For every offensive trend that has settled itself into the fabric of college football over the years, there have been plenty of detractors eager to point out its shortcomings.
The spread offense, of course, is no exception. One argument its critics like to present is the spread is ill-equipped to produce results at the goal line, where conventional wisdom says a powerful offensive line and big running backs who can win the battle of inches are the most successful ingredients near the end zone.
Texas Tech offensive coordinator Neal Brown isn’t buying it.
“I think that’s one of the fallacies of the spread offense,” Brown said. “People who don’t like the spread will say (spread teams) really struggle in the red zone. But if you look at teams that are good spread offenses, we’ve been really good, really efficient, in the red zone.”
Brown’s team, and others in the Big 12, have provided evidence to back his theory. The Red Raiders were one of four Big 12 teams to finish in the top 15 in red-zone efficiency last season, and of those four — Texas A&M (No. 2), Missouri (No. 11), Oklahoma State (No. 14) and Tech (No. 15) — only A&M didn’t run some form of the spread.
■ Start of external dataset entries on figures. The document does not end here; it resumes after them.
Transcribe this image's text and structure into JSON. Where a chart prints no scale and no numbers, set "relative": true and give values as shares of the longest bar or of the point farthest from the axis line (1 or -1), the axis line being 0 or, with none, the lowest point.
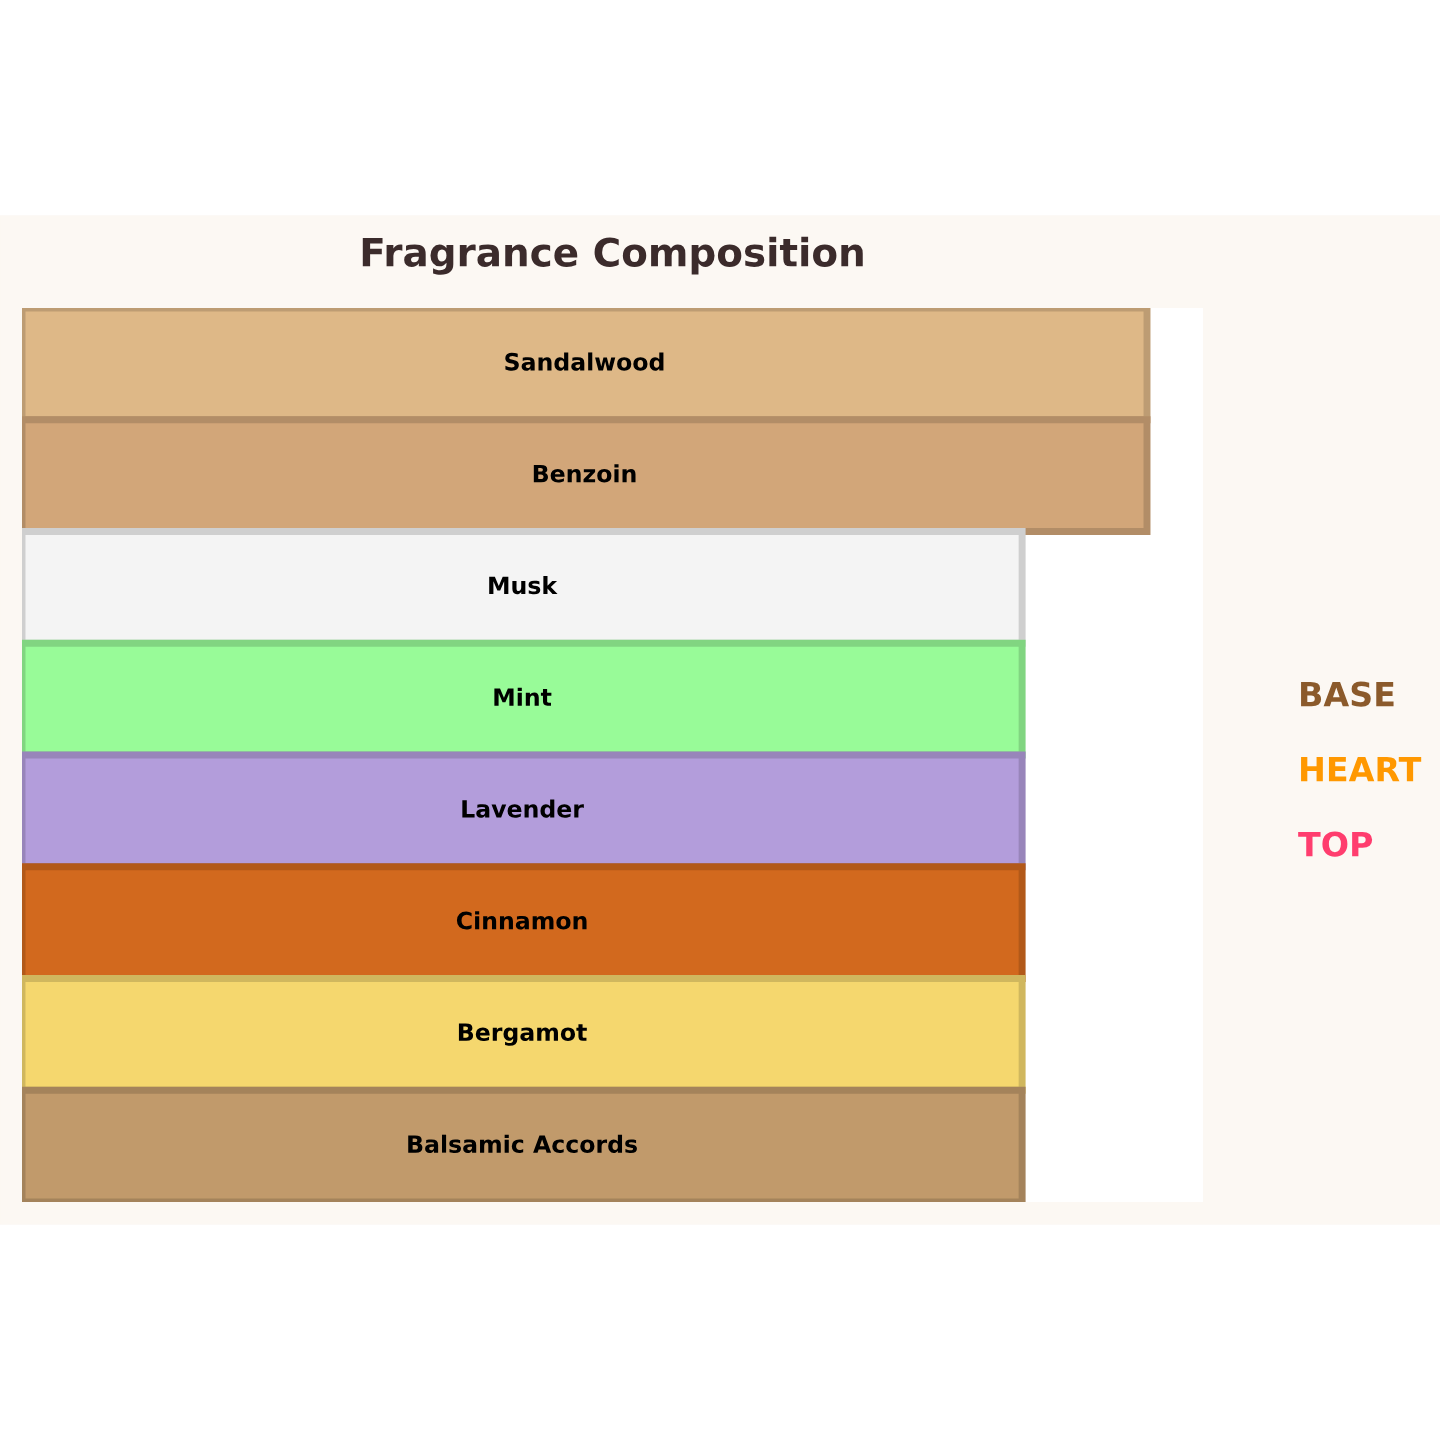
{
  "chart_data": {
    "type": "bar",
    "orientation": "horizontal",
    "relative": true,
    "title": "Fragrance Composition",
    "categories": [
      "Sandalwood",
      "Benzoin",
      "Musk",
      "Mint",
      "Lavender",
      "Cinnamon",
      "Bergamot",
      "Balsamic Accords"
    ],
    "values": [
      1,
      1,
      0.889,
      0.889,
      0.889,
      0.889,
      0.889,
      0.889
    ],
    "colors": [
      "#deb887",
      "#d2a679",
      "#f4f4f4",
      "#98fb98",
      "#b39ddb",
      "#d2691e",
      "#f5d76e",
      "#c19a6b"
    ],
    "annotations": [
      "BASE",
      "HEART",
      "TOP"
    ]
  }
}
A&M and Missouri have since departed to become new members of the Southeastern Conference.
Kent State, Toledo and Louisiana-Lafayette, three teams that also run the spread, were in the upper echelon of red-zone offenses last season, too.
Brown said the advantage his offense — and others like it — has near the goal line is the mismatches it can create.
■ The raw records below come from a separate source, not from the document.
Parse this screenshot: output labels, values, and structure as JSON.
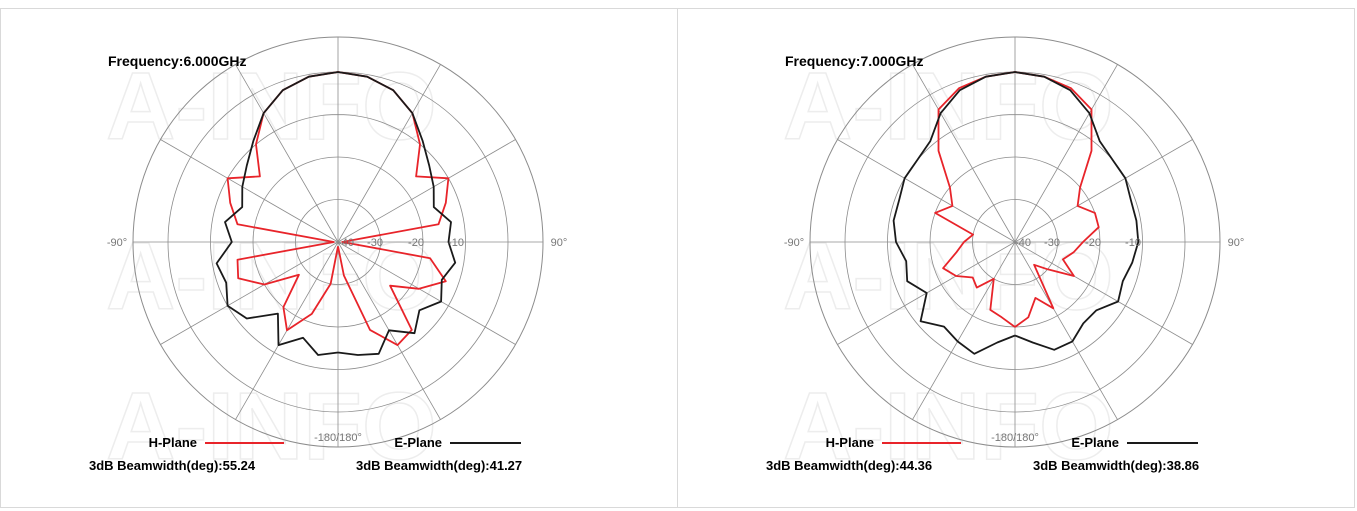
{
  "watermark": "A-INFO",
  "colors": {
    "h_plane": "#e8242a",
    "e_plane": "#1a1a1a",
    "grid": "#8c8c8c"
  },
  "chart_data": [
    {
      "type": "polar",
      "title": "Frequency:6.000GHz",
      "radial_unit": "dB",
      "radial_ticks": [
        "-40",
        "-30",
        "-20",
        "-10"
      ],
      "angle_ticks": [
        "-90°",
        "90°",
        "-180/180°"
      ],
      "rlim": [
        -40,
        0
      ],
      "series": [
        {
          "name": "H-Plane",
          "beamwidth_label": "3dB Beamwidth(deg):55.24",
          "angles": [
            -180,
            -170,
            -160,
            -150,
            -140,
            -130,
            -120,
            -110,
            -100,
            -90,
            -80,
            -70,
            -60,
            -50,
            -40,
            -30,
            -20,
            -10,
            0,
            10,
            20,
            30,
            40,
            50,
            60,
            70,
            80,
            90,
            100,
            110,
            120,
            130,
            140,
            150,
            160,
            170,
            180
          ],
          "values": [
            -39,
            -30,
            -22,
            -16,
            -20,
            -28,
            -20,
            -15,
            -16,
            -39,
            -16,
            -13,
            -10,
            -16,
            -10,
            -5,
            -2,
            -0.5,
            0,
            -0.5,
            -2,
            -5,
            -10,
            -16,
            -10,
            -13,
            -16,
            -39,
            -18,
            -13,
            -18,
            -24,
            -13,
            -12,
            -18,
            -32,
            -39
          ]
        },
        {
          "name": "E-Plane",
          "beamwidth_label": "3dB Beamwidth(deg):41.27",
          "angles": [
            -180,
            -170,
            -160,
            -150,
            -140,
            -130,
            -120,
            -110,
            -100,
            -90,
            -80,
            -70,
            -60,
            -50,
            -40,
            -30,
            -20,
            -10,
            0,
            10,
            20,
            30,
            40,
            50,
            60,
            70,
            80,
            90,
            100,
            110,
            120,
            130,
            140,
            150,
            160,
            170,
            180
          ],
          "values": [
            -14,
            -13,
            -16,
            -12,
            -18,
            -12,
            -10,
            -12,
            -11,
            -15,
            -13,
            -16,
            -14,
            -12,
            -9,
            -5,
            -2,
            -0.5,
            0,
            -0.5,
            -2,
            -5,
            -9,
            -12,
            -14,
            -16,
            -13,
            -14,
            -12,
            -14,
            -12,
            -15,
            -12,
            -16,
            -12,
            -13,
            -14
          ]
        }
      ]
    },
    {
      "type": "polar",
      "title": "Frequency:7.000GHz",
      "radial_unit": "dB",
      "radial_ticks": [
        "-40",
        "-30",
        "-20",
        "-10"
      ],
      "angle_ticks": [
        "-90°",
        "90°",
        "-180/180°"
      ],
      "rlim": [
        -40,
        0
      ],
      "series": [
        {
          "name": "H-Plane",
          "beamwidth_label": "3dB Beamwidth(deg):44.36",
          "angles": [
            -180,
            -170,
            -160,
            -150,
            -140,
            -130,
            -120,
            -110,
            -100,
            -90,
            -80,
            -70,
            -60,
            -50,
            -40,
            -30,
            -20,
            -10,
            0,
            10,
            20,
            30,
            40,
            50,
            60,
            70,
            80,
            90,
            100,
            110,
            120,
            130,
            140,
            150,
            160,
            170,
            180
          ],
          "values": [
            -20,
            -22,
            -23,
            -30,
            -26,
            -27,
            -24,
            -22,
            -26,
            -28,
            -30,
            -20,
            -23,
            -20,
            -12,
            -4,
            -1.5,
            -0.5,
            0,
            -0.5,
            -1.5,
            -4,
            -12,
            -20,
            -23,
            -20,
            -20,
            -24,
            -26,
            -28,
            -24,
            -30,
            -33,
            -22,
            -26,
            -22,
            -20
          ]
        },
        {
          "name": "E-Plane",
          "beamwidth_label": "3dB Beamwidth(deg):38.86",
          "angles": [
            -180,
            -170,
            -160,
            -150,
            -140,
            -130,
            -120,
            -110,
            -100,
            -90,
            -80,
            -70,
            -60,
            -50,
            -40,
            -30,
            -20,
            -10,
            0,
            10,
            20,
            30,
            40,
            50,
            60,
            70,
            80,
            90,
            100,
            110,
            120,
            130,
            140,
            150,
            160,
            170,
            180
          ],
          "values": [
            -18,
            -16,
            -12,
            -13,
            -14,
            -11,
            -16,
            -13,
            -14,
            -12,
            -11,
            -11,
            -10,
            -10,
            -9,
            -5,
            -2,
            -0.5,
            0,
            -0.5,
            -2,
            -5,
            -9,
            -10,
            -10,
            -11,
            -11,
            -11,
            -12,
            -13,
            -12,
            -15,
            -15,
            -13,
            -13,
            -16,
            -18
          ]
        }
      ]
    }
  ]
}
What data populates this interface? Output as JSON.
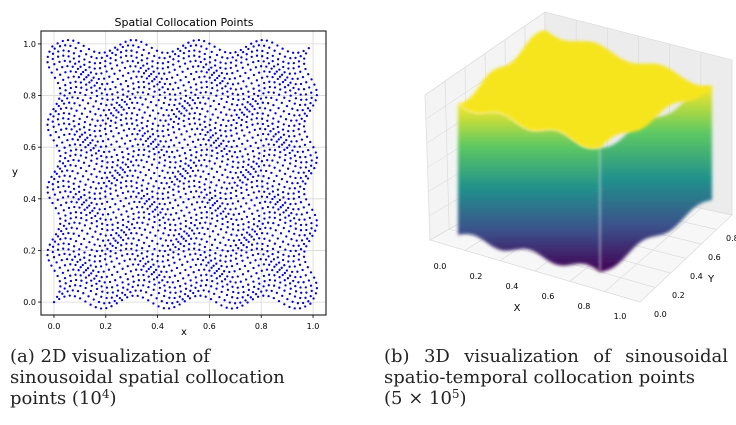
{
  "chart_data": [
    {
      "type": "scatter",
      "title": "Spatial Collocation Points",
      "xlabel": "x",
      "ylabel": "y",
      "xlim": [
        -0.05,
        1.05
      ],
      "ylim": [
        -0.05,
        1.05
      ],
      "xticks": [
        "0.0",
        "0.2",
        "0.4",
        "0.6",
        "0.8",
        "1.0"
      ],
      "yticks": [
        "0.0",
        "0.2",
        "0.4",
        "0.6",
        "0.8",
        "1.0"
      ],
      "grid": true,
      "point_color": "#0000dd",
      "grid_points": 100,
      "wave": {
        "amplitude": 0.025,
        "frequency": 4
      }
    },
    {
      "type": "3d-surface",
      "xlabel": "X",
      "ylabel": "Y",
      "xticks": [
        "0.0",
        "0.2",
        "0.4",
        "0.6",
        "0.8",
        "1.0"
      ],
      "yticks": [
        "0.0",
        "0.2",
        "0.4",
        "0.6",
        "0.8"
      ],
      "colormap": "viridis",
      "colormap_stops": [
        "#440154",
        "#3b528b",
        "#21918c",
        "#5ec962",
        "#fde725"
      ]
    }
  ],
  "captions": {
    "a": {
      "text": "(a) 2D visualization of sinousoidal spatial collocation points (10",
      "sup": "4",
      "end": ")"
    },
    "b": {
      "line1": "(b) 3D visualization of sinousoidal spatio-temporal collocation points",
      "pre": "(5 × 10",
      "sup": "5",
      "end": ")"
    }
  }
}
“I think what it does is, it’s harder for the defense because they’ve still got to cover,” Brown said. “You’re in tighter ground, but you’ve still got to cover five eligible (receivers), and you’ve got a lot of gaps when you spread them out.”
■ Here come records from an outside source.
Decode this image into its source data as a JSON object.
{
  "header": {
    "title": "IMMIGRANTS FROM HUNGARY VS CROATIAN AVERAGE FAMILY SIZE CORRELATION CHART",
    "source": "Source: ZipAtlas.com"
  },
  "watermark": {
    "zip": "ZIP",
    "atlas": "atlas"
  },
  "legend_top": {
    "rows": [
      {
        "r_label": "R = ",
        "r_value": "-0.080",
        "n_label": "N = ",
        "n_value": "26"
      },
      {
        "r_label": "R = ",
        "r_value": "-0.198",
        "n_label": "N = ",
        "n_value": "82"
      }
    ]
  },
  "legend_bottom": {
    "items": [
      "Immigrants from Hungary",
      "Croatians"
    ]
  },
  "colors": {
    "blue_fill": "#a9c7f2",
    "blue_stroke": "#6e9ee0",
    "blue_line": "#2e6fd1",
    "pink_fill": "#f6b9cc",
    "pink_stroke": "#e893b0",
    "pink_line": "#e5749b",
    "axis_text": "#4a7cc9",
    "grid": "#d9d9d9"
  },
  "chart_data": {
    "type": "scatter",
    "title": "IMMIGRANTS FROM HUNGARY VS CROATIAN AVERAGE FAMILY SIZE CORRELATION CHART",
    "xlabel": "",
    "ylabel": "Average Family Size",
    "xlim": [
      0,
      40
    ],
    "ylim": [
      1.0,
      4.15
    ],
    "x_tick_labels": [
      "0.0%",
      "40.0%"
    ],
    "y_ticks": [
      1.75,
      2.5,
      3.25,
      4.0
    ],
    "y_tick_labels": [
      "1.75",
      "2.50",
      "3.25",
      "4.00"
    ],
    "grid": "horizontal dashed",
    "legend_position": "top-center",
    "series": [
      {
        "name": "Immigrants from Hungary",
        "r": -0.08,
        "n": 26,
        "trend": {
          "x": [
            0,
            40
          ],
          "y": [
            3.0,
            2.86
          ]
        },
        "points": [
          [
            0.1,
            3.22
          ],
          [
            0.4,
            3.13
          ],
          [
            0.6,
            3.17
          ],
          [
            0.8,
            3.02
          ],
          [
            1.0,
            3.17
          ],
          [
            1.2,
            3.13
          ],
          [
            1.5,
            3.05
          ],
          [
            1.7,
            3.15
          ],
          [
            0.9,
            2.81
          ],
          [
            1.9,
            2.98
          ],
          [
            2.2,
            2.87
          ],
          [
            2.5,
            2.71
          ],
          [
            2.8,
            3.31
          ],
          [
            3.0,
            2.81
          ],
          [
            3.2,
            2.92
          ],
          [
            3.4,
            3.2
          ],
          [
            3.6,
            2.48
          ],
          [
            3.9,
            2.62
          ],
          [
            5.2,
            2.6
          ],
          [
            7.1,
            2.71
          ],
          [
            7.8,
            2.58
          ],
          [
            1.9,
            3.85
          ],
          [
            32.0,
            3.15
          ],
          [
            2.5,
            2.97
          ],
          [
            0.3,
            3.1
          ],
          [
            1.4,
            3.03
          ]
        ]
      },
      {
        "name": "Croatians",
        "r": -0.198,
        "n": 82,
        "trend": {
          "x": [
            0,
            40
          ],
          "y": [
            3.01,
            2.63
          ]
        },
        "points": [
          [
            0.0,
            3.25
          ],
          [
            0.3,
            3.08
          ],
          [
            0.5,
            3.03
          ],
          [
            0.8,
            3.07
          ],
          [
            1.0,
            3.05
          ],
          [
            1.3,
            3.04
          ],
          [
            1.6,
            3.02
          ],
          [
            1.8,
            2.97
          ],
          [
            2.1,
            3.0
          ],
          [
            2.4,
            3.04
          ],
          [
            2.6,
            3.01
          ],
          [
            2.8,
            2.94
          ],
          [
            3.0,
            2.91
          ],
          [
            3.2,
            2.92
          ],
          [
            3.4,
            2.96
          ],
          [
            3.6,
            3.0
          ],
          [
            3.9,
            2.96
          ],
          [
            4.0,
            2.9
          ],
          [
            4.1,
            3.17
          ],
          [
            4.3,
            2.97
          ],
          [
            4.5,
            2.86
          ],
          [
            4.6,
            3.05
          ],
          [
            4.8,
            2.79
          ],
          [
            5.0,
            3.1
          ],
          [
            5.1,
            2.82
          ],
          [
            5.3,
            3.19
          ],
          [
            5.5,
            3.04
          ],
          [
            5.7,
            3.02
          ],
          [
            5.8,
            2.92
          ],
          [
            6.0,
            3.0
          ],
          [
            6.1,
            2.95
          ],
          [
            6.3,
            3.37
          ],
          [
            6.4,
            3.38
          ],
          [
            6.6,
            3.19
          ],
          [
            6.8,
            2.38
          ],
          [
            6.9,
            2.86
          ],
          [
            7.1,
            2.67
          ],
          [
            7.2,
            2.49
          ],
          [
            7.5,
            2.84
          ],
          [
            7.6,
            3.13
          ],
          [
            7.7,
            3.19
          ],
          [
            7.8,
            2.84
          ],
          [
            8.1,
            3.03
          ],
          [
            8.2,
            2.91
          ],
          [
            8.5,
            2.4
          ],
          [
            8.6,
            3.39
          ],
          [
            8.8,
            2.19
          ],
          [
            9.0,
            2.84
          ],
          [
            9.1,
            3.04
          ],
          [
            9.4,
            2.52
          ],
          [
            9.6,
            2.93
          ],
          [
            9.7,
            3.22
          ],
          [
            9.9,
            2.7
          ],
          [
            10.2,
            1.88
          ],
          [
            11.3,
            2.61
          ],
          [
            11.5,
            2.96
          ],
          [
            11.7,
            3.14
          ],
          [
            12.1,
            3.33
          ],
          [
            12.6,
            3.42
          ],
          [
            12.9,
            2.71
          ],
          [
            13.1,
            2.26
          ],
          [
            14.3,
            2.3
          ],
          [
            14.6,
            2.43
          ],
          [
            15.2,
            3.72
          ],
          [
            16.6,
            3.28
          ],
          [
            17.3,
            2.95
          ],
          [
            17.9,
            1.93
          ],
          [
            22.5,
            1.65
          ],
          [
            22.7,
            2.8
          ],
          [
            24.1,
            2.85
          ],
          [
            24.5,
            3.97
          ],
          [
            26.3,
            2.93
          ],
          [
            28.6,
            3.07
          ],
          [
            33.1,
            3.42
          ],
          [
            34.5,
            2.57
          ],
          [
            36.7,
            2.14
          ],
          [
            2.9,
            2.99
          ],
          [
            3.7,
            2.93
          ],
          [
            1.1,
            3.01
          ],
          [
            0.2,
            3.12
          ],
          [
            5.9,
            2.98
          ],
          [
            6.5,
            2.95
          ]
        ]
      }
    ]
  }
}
Whereas top red-zone teams like Wisconsin (No. 3 in 2011) and LSU (No. 4) prefer the ground game when nearing paydirt — the two teams combined for 70 rushing touchdowns inside the 20 last season — Tech prefers the pass. The Red Raiders’ 23 red-zone touchdown tosses in 2011 were eighth-most in the country.
“It’s a challenge when you play our offense,” Tech coach Tommy Tuberville said, “because if you put nine guys in the box to stop the run, you play one-on-one (on the outside), and you know what we’re going to do. It’s pretty simple, and we’re pretty good at throwing that ball out there.”
The corner fade route, the play Oklahoma State’s Brandon Weeden and Justin Blackmon pulled off with deadly precision the last few seasons, has been a particularly effective weapon for Tech. Tech quarterback Seth Doege might not have a specimen like Blackmon at his disposal to play jump-ball near the goal line, but he does have a versatile stable of receivers who can execute the play.
“The fade is definitely a big part of our offense,” running back Eric Stephens said. “With the defense on its heels, we have a couple of big guys in Marcus (Kennard), Darrin Moore and even Javon (Bell) who can go up and get the ball. And Derreck Edwards can jump, as well. With those guys out there able to catch the fade ball, it opens the run game up a little more.”
Alas, even teams with quarterback-and-receiver combinations as talented as Tech’s have to find ways to run strong close to the end zone when favorable matchups on the outside don’t present themselves. Brown said the team is better equipped to succeed in big sets than at any time in his three-year tenure at Tech because of the emergence of tight end Jace Amaro, fullback Omar Ontiveros and recently converted hybrid player Chris Knighton, big bodies who can open up lanes in tight spaces.
“We’ve got some depth at running back, and our tight ends and fullbacks are better than they’ve ever been from a size and strength standpoint,” Brown said, “so I feel a lot more comfortable getting in those things.”
Brown and Tuberville both believe sophomore Kenny Williams will develop into a big-time running back, and his 5-foot-9, 220-pound frame make him tough to bring down inside. But he also has to learn that plowing defenders over isn’t always the best way to sniff the end zone.
“Our best short-yardage runner right now is SaDale Foster, and he’s our smallest back,” Brown said of the 5-7, 187-pound junior. “The reason is he has great patience. You’ve got to have patience. Kenny is a load to tackle, and he does a good job finishing runs, but he’s got to be a little more patient in those situations.”
Stephens, who has 16 career rushing touchdowns, knows that patience can be a difficult trait to learn. The closer a running back gets to the end zone, the bigger his eyes get, and that can make it easy to ignore the proper process.
“It’s very easy as a running back when you get on that goal line, near the 2- or 3-yard line, to forget your reads and just try to plunge in there,” Stephens said. “But really where you score touchdowns is when you stay patient and stay true to your reads.”